Ora, conceber que o Estado tenha origem num pacto social firmado
entre indivíduos livres dispostos a negociar suas prerrogativas naturais só
poderia ser fruto da imaginação de um povo de negociantes, a saber, os
ingleses, cuja habilidade principal consiste em distorcer a realidade para
vender seus produtos – no caso, as suas ideias.
Durante a segunda metade do século XVIII, os franceses, ainda em
processo de laicização, passeavam por Londres e se admiravam com suas enormes
instituições liberais.
A própria ideia de pensar a origem do Estado democrático em termos
de utilidade (um conceito tipicamente moderno) partirá basicamente de dois modelos: o
modelo jurídico e o modelo empirista inglês. Assim, de acordo com o “termômetro
moral” de Jeremy Bentham, cada um deve contar por um. Isto é, a moral
utilitarista condena seu agente a agira na contramão de seus apetites, no caso
deles não coincidirem com o interesse da maioria.
Contudo, seria preciso que tivéssemos em nós uma soberania
deliberativa frente aos apetites do corpo. Algo, portanto, que transcendesse a
materialidade corporal e suas inclinações. Pois tudo o que ergue o indivíduo
acima do “rebanho” e infunde temor ao próximo é doravante apelidado de mau; a
mentalidade modesta, equânime, submissa, igualitária, a mediocridade dos
desejos obtêm fama e honras morais.
III – Império: direitos universais do homem
O mundo não parece ser mais governado por sistemas políticos estatais;
mas sim, por uma única estrutura de poder que não apresenta nenhuma analogia
significativa com o Estado moderno de origem europeia. O “Well fire state” (Estado de bem-estar social) produzido na segunda revolução industrial da modernidade, período
de transição do pós-guerra, anuncia os direitos universais do homem. “O novo
comando imperial”, segundo os filósofos Negri e Hartd, “se exerce por meios de
instituições politicas e aparatos jurídicos cujo objetivo é essencialmente a
garantia da ordem global, isto é, de uma ‘paz estável e universal’ que permita
o funcionamento normal da economia de mercado”.
Se antes, o conceito de democracia estava restringido às
delimitações da soberania nacional, agora, as diversas instituições mundiais,
como: a ONU (Organização das Nações Unidas), o FMI (Fundo Monetário
Internacional), a OMC (Organização Mundial do Comércio) etc., passaram a se
encarregar de assegurar a paz mundial e os direitos universais do homem.

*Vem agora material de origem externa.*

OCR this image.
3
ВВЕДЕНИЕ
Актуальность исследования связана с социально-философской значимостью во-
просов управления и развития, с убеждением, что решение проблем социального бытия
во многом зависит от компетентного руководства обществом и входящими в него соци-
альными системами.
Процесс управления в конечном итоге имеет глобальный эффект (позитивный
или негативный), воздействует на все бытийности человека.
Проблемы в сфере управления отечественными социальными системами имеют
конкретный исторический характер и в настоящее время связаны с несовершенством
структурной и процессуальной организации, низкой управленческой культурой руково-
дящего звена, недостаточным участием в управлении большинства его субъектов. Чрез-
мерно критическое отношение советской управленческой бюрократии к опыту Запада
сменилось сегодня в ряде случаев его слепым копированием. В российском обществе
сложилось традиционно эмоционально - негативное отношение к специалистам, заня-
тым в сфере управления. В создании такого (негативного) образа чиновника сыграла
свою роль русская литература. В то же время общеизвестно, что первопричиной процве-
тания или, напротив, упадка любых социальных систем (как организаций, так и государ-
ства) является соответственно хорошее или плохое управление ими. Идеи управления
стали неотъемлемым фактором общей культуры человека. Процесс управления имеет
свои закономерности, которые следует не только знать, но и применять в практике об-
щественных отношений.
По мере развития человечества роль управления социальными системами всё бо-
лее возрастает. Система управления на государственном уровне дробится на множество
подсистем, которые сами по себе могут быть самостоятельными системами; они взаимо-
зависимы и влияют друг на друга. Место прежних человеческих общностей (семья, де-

E aqui, portanto, devemos deslocar o conceito de povo ao de
multidão. A multidão, como explicam os filósofos Negri e Hardt, não poder ser
compreendida nos termos do contratualidade. Grosso modo, a multidão desafia a
representação porque é uma multiplicidade, indefinida. Já o povo é representado
como unidade, corpo único. Um
novo ponto significativo que deve, também, ser aprofundado é a relação entre
movimentos sociais e modificações institucionais. O
capital tomou de assalto à política representativa e, com isso, o desaparecimento
progressivo dos universos autônomos de produção cultural. Todavia, o objetivo principal, hoje,
não é descobrirmos o que somos, mas nos recusarmos a ser o que somos: um corpo
social único representado. É
dentro dos movimentos sociais que esses temas estão se tornando pertinentes; os
partidos estão cada vez mais perdendo força e espaço, pelo contrário, são os
movimentos que expõem os problemas e sugerem a solução.
Arte de Félix Dolah
Diante do cenário apresentado acima, a seguinte pergunta nos deve
ser pertinente: as instituições
universais, geradoras dos direitos humanos, articuladoras da paz e da
liberdade, estão investindo de fato no fortalecimento do homem, no
fortalecimento da vida intensa, ou seguem investindo nesse tipo de “subjetivação
assujeitada” que nos autoriza a ser tiranos em nome da democracia?